Face à sa mère, Jean était tendu comme un arc.
Face à Verhœven, il est relâché. Même son regard est plus calme… C’est assez dingue. On le place dans une atmosphère extrêmement éprouvante, n’importe qui aurait déjà rendu les armes, mais si on évalue son état en fonction des circonstances dans lesquelles il est plongé, celui-ci n’est pas si mauvais.
— Une chose m’étonne, dit Camille. Dans ton dossier, j’ai vu que tu avais fait du baby-sitting dans ta cité, autrefois. Des gens ont témoigné. Une vraie petite nurse… Très contents, les parents. Tous.
Jean lève un sourcil circonspect.
— Bah oui, reprend Camille.

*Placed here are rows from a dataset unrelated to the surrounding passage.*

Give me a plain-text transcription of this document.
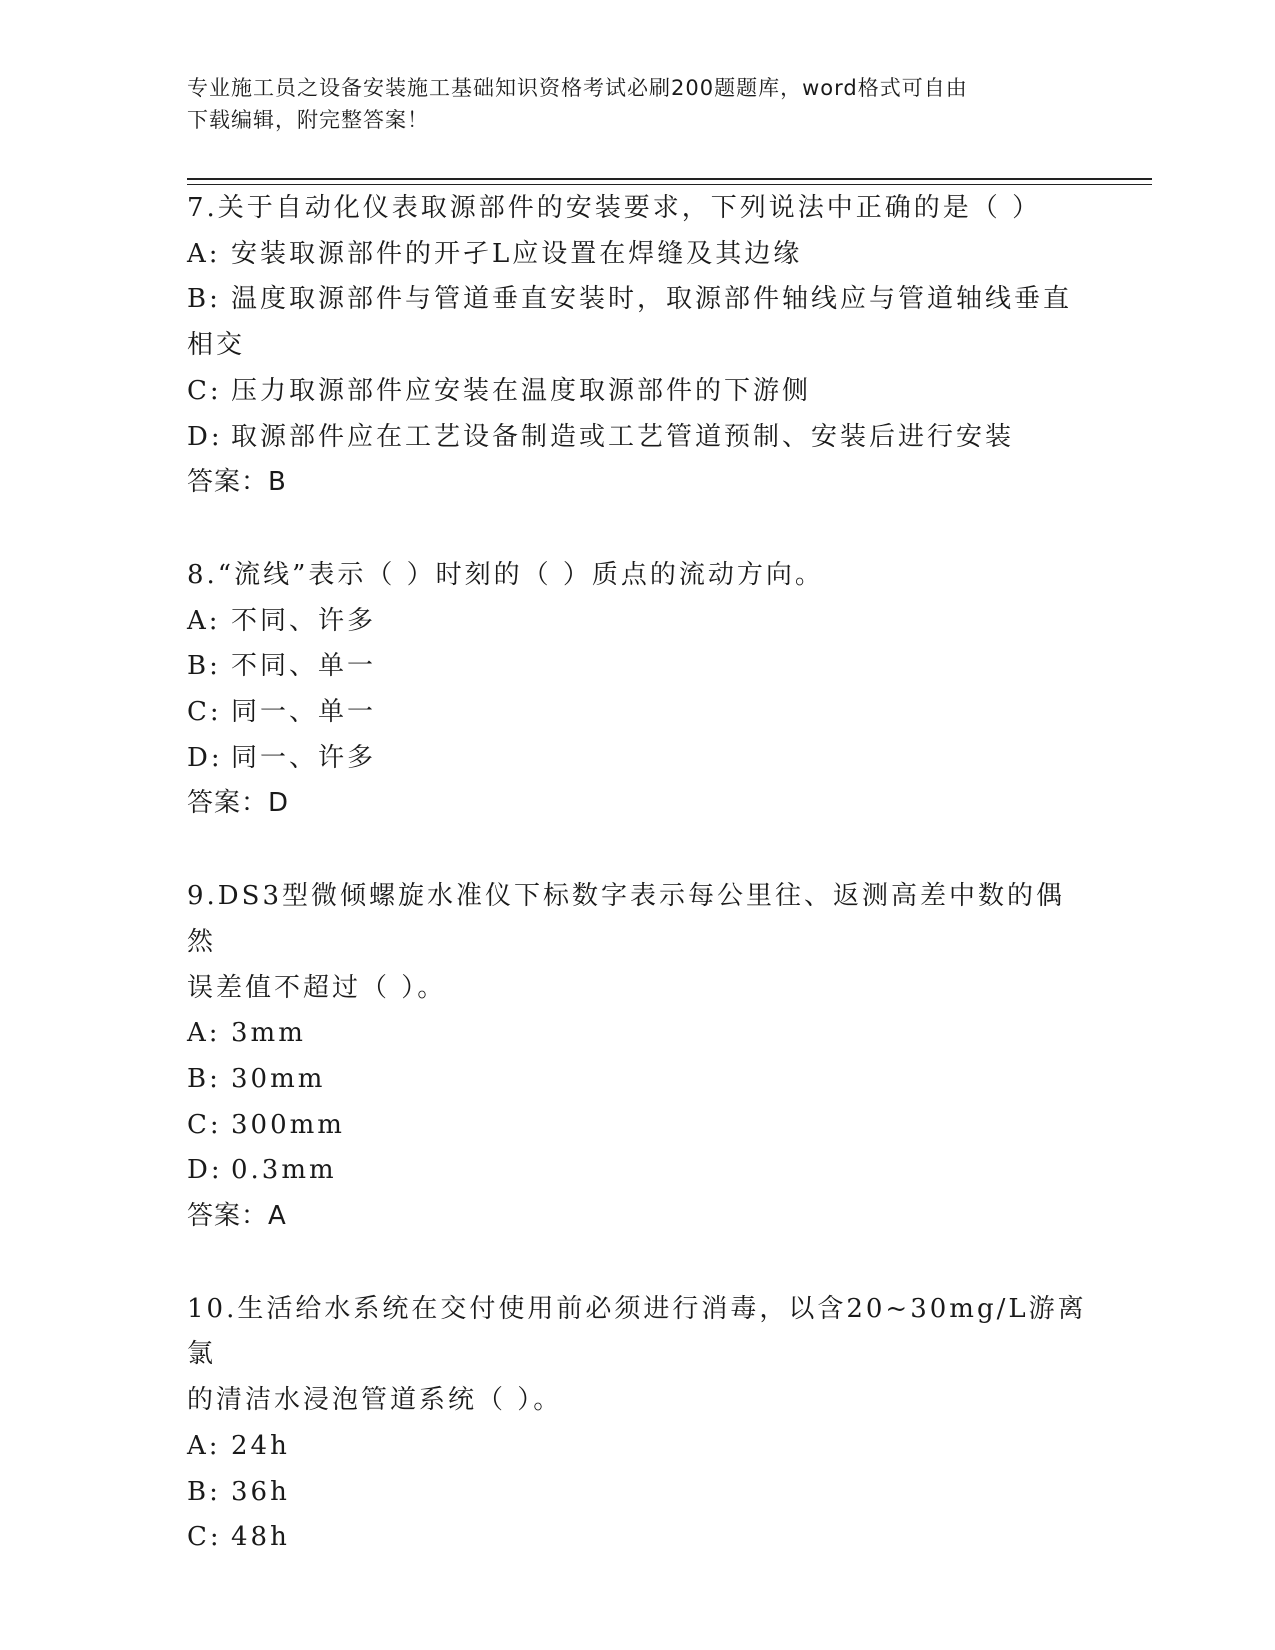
专业施工员之设备安装施工基础知识资格考试必刷200题题库，word格式可自由
下载编辑，附完整答案！
7.关于自动化仪表取源部件的安装要求，下列说法中正确的是（ ）
A: 安装取源部件的开孑L应设置在焊缝及其边缘
B: 温度取源部件与管道垂直安装时，取源部件轴线应与管道轴线垂直
相交
C: 压力取源部件应安装在温度取源部件的下游侧
D: 取源部件应在工艺设备制造或工艺管道预制、安装后进行安装
答案：B
8.“流线”表示（ ）时刻的（ ）质点的流动方向。
A: 不同、许多
B: 不同、单一
C: 同一、单一
D: 同一、许多
答案：D
9.DS3型微倾螺旋水准仪下标数字表示每公里往、返测高差中数的偶然
误差值不超过（ ）。
A: 3mm
B: 30mm
C: 300mm
D: 0.3mm
答案：A
10.生活给水系统在交付使用前必须进行消毒，以含20~30mg/L游离氯
的清洁水浸泡管道系统（ ）。
A: 24h
B: 36h
C: 48h
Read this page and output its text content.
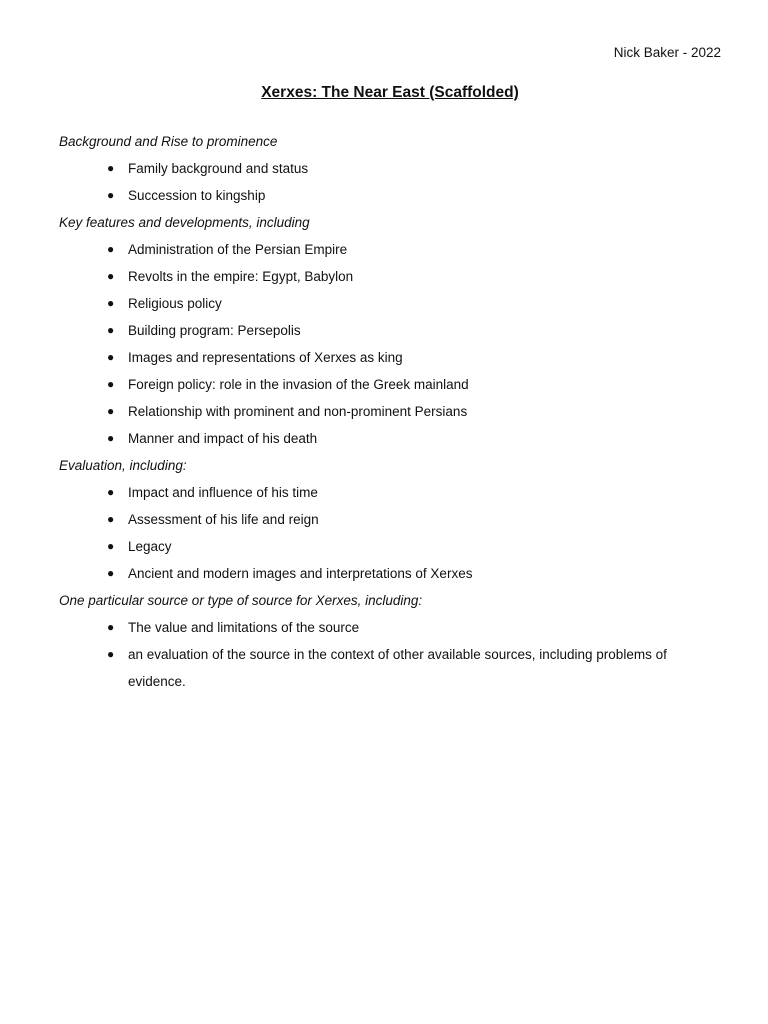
Nick Baker - 2022
Xerxes: The Near East (Scaffolded)
Background and Rise to prominence
● Family background and status
● Succession to kingship
Key features and developments, including
● Administration of the Persian Empire
● Revolts in the empire: Egypt, Babylon
● Religious policy
● Building program: Persepolis
● Images and representations of Xerxes as king
● Foreign policy: role in the invasion of the Greek mainland
● Relationship with prominent and non-prominent Persians
● Manner and impact of his death
Evaluation, including:
● Impact and influence of his time
● Assessment of his life and reign
● Legacy
● Ancient and modern images and interpretations of Xerxes
One particular source or type of source for Xerxes, including:
● The value and limitations of the source
● an evaluation of the source in the context of other available sources, including problems of evidence.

Tu n’as pas le profil d’un type qui pose des bombes dans les écoles maternelles.
Une ombre passe sur le visage de Jean.
— Tu es un assassin d’enfants, Jean ?
Jean avale sa salive.
— Vous verrez bien…
8 h 53
C’est une veillée d’armes de moins d’une heure. On ne reste d’ailleurs pas les bras ballants, les services s’activent furieusement, à la manière de ces équipes perdantes qui ne capitulent pas et s’acharnent jusqu’au coup de sifflet final. On continue de remonter dans la vie de Jean Garnier, mais surtout de chercher cette école où il aurait pu placer son obus. L’obstacle principal tient à ce que les municipalités ne préviennent pas le ban et l’arrière-ban chaque fois qu’elles entament des travaux dans des établissements qui relèvent de leur compétence. On ne dispose d’aucun fichier centralisé en cette matière, alors on fait avec les moyens du bord, on téléphone dans les grandes villes ; dans les autres, on tâche d’envoyer des mails, des fax qui doivent arriver dans l’indifférence totale, parce qu’il n’est pas possible de leur dire : répondez vite, il y a peut-être une bombe dans l’école maternelle d’à côté… Pour créer la panique et le scandale, rien de plus sûr. Or, pour les destinataires, répondre au ministère qu’on a fait des travaux il y a un mois, ou trois mois, on ne voit pas l’urgence que ça représente, alors on remet ça à la semaine prochaine.